The actual necessary procedure is

  1. Uninstall kernel5.18.11 with --noautoremove
  2. Reboot
  3. Install akmod-nvidia (and nothing else) It will pull in akmods and all the other packages needed to build the drivers, including kernel-devel-matched.
    I noted that you have the below which may be part of your problem. The one from the @@commandline is built by the akmod-nvidia package to match your installed kernel and the other is downloaded from the repo.
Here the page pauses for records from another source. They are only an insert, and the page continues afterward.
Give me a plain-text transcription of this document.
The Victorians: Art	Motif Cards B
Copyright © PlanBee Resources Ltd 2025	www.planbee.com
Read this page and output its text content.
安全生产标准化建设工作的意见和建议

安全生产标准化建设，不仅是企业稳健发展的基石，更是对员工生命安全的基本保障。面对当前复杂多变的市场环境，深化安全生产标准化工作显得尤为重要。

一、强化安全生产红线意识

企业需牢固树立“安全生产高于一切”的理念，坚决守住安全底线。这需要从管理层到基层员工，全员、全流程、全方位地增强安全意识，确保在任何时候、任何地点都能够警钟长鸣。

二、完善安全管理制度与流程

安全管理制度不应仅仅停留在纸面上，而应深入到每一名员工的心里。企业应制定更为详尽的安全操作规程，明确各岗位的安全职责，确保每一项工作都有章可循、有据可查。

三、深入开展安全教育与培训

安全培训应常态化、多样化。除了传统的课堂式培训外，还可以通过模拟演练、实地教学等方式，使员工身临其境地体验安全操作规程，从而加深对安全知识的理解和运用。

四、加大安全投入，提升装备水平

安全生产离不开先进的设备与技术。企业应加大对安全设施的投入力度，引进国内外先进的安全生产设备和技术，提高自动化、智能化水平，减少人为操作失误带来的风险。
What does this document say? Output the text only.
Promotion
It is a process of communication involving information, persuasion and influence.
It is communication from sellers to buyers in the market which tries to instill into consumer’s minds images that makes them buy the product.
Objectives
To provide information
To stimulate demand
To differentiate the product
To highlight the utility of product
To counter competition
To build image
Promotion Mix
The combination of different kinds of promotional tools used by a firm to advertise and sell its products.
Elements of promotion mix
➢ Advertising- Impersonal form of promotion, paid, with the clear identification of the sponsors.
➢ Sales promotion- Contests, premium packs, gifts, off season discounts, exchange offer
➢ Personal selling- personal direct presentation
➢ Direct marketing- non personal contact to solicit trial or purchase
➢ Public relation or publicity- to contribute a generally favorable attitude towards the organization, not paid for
They may conflict.
 kmod-nvidia                             x86_64     3:515.57-1.fc36         @rpmfusion-nonfree-nvidia-driver       0  
 kmod-nvidia-5.18.11-200.fc36.x86_64     x86_64     3:515.57-1.fc36         @@commandline                         29 M
  1. reboot.

BTW, you probably do not need any of the kernel-debug* packages, so unless you are doing something that is directly related to kernel development where debugging is necessary you could remove all those for all the installed kernels.